編集ちゃんから「どうしましょう。うちらですかね…」と暗い声で連絡がきたが、思い当たる節はなし。だけどもし何か気に障ったのだとしたら正面きって謝るしかない。(言う側にそのつもりはなくても傷つく場合があると乳がんの知人の件で学習したばかりなので)
確認したところ、違う媒体とのことだった。
結果オーライだったけど、そしてその取材対象者はすごく面白くてチャーミングで我々には「良い人」だったけど、その場で相手に伝えずこっそり特定の誰かを攻撃するのは卑怯だし、その特定の誰か以外をやきもきさせる書き方をする時点で優しくないなあと思う。

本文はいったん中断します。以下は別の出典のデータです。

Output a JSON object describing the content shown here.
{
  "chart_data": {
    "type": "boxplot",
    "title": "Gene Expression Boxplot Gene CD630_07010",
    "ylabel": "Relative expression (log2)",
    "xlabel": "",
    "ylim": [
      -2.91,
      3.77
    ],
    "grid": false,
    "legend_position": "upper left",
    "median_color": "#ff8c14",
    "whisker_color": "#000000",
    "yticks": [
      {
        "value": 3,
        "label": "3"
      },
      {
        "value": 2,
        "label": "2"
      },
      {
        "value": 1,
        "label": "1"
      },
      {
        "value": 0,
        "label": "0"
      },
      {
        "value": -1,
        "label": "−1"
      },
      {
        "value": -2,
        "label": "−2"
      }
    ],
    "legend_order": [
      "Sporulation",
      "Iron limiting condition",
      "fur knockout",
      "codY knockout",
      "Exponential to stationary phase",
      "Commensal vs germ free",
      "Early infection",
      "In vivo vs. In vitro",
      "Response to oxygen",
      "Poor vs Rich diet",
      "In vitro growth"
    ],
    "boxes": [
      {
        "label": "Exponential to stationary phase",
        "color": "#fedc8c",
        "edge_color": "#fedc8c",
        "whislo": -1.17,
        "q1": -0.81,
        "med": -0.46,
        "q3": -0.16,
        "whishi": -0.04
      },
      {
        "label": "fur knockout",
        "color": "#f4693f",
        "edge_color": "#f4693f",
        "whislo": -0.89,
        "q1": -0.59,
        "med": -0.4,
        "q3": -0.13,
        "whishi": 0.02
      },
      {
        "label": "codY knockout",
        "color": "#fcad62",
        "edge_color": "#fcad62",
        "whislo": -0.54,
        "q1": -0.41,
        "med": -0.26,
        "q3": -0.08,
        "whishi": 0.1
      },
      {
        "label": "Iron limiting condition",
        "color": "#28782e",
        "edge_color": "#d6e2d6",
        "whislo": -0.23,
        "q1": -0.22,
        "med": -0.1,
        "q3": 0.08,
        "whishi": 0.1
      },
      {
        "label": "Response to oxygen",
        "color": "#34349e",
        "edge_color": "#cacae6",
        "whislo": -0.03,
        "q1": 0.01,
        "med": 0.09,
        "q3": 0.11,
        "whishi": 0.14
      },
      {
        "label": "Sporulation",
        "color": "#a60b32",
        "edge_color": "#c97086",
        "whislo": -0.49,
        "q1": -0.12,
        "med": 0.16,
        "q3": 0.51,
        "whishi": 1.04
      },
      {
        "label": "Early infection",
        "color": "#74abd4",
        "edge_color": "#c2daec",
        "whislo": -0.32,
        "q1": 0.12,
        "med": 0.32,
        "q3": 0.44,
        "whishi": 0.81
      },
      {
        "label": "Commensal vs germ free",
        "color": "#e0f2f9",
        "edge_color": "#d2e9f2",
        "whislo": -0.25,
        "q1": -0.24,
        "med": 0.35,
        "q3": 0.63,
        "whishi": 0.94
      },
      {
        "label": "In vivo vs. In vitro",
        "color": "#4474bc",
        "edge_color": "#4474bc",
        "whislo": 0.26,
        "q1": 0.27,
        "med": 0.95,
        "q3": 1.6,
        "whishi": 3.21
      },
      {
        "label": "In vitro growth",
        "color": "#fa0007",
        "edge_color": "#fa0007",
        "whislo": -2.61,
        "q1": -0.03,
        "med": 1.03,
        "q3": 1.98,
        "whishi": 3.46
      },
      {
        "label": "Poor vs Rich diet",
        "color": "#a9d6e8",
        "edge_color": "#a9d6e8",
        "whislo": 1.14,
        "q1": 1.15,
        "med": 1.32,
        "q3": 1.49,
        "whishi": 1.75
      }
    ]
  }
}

・ジェンダー、ジェンダーフリー、ルッキズム…多様性ブームに懐疑的です、自分。
たとえばジェンダーフリー。もちろん「女らしくしろ」と言われたことには反発を覚えるし、世界的にも女性政治家の数はまだまだだと思うし、大学入試で女子生徒のみ足切りに遭うのはいただけない。レイプした学生を元気でよろしいといった政治家は心の底から逝ってよし(懐)。

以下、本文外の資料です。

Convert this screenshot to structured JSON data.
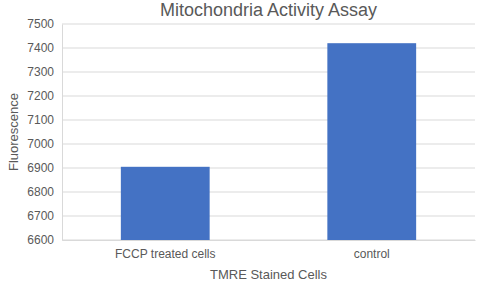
{
  "chart_data": {
    "type": "bar",
    "title": "Mitochondria Activity Assay",
    "x_label": "TMRE Stained Cells",
    "y_label": "Fluorescence",
    "categories": [
      "FCCP treated cells",
      "control"
    ],
    "values": [
      6905,
      7420
    ],
    "color": "#4472c4",
    "ylim": [
      6600,
      7500
    ],
    "yticks": [
      6600,
      6700,
      6800,
      6900,
      7000,
      7100,
      7200,
      7300,
      7400,
      7500
    ],
    "grid": true
  }
}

だけど、だ。カラダ的に差異があり、性差以上に個人差のあるニンゲンに、平等にすることが万能かといわれると難しいと思う。
多様性ブームもしかり。「いまのは古い時代の考え方だ!」とポリスしてるのは「新しい正義」という名の剣を振りかざしてるだけで、これまでのきゅうくつな世界と全く同じ構図なんじゃないかなあと思うのだ。

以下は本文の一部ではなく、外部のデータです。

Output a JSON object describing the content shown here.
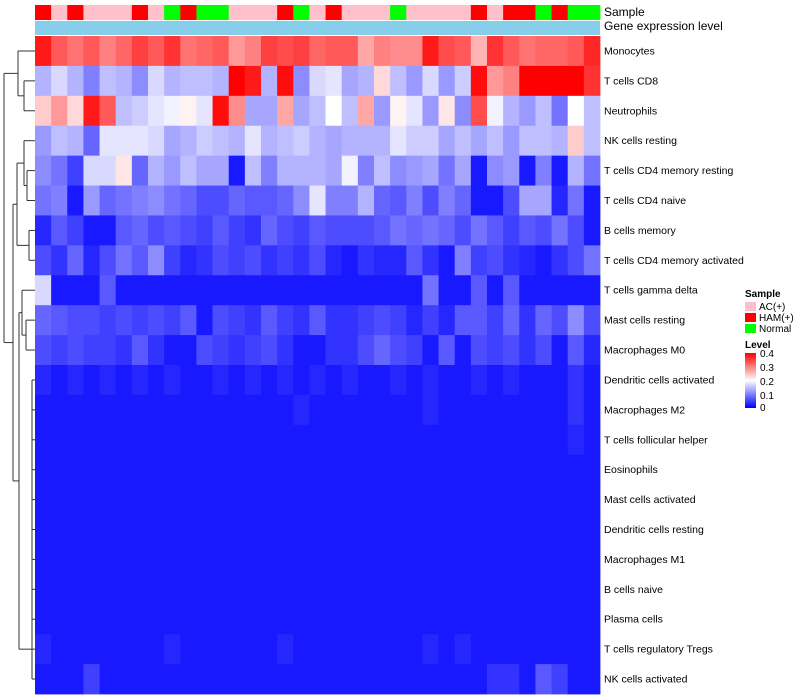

先日書いた原稿でも、「おばあちゃんにも見えやすいよう陳列をしてるんです」という小売店の女性スタッフの一言に対して、「客はその人の祖母ではないのにおかしいと指摘されないか」「高齢女性以外の客を無視してると思われないか」「見た目でおばあちゃんと言ってしまう発言者への批判はおきないか」と、校閲さんと相談した。ちょっと息苦しい。
・まあ何が言いたいかというと
新しい価値観を謳っているのに、その訴え方がちょっち古いんじゃないのって話だ。そもそも冒頭のラーメン屋の女子のように、若い世代=新しい価値観とは限らない(まてよ女子はあえて古典をやってたのかもしれない)。かといって「過渡期だから」ってオチでまとめるのも思考停止でちょっとな〜という気はしている。
自分的には、体罰・パワハラ・セクハラ当たり前の時代に育ったためか、過去生からの業なのか、心の奥底に染みついた暴力性を自覚する瞬間がある。多分みんなあると思うけど。なかったらごめん。
で、まずはそういう自分を認めることから始まることがあるように思う。そんで、それもありつつ、それぞれが自立してればいいんじゃないかなあと思う。各々の裁量で、相手へのリスペクトありきで。違うと思ったら伝えて、逆に相手を不快にさせたら謝る。なんも特別なことはしなくても、ありがとうとごめんなさいを言えるだけで十分、と思うのは私だけだろうか。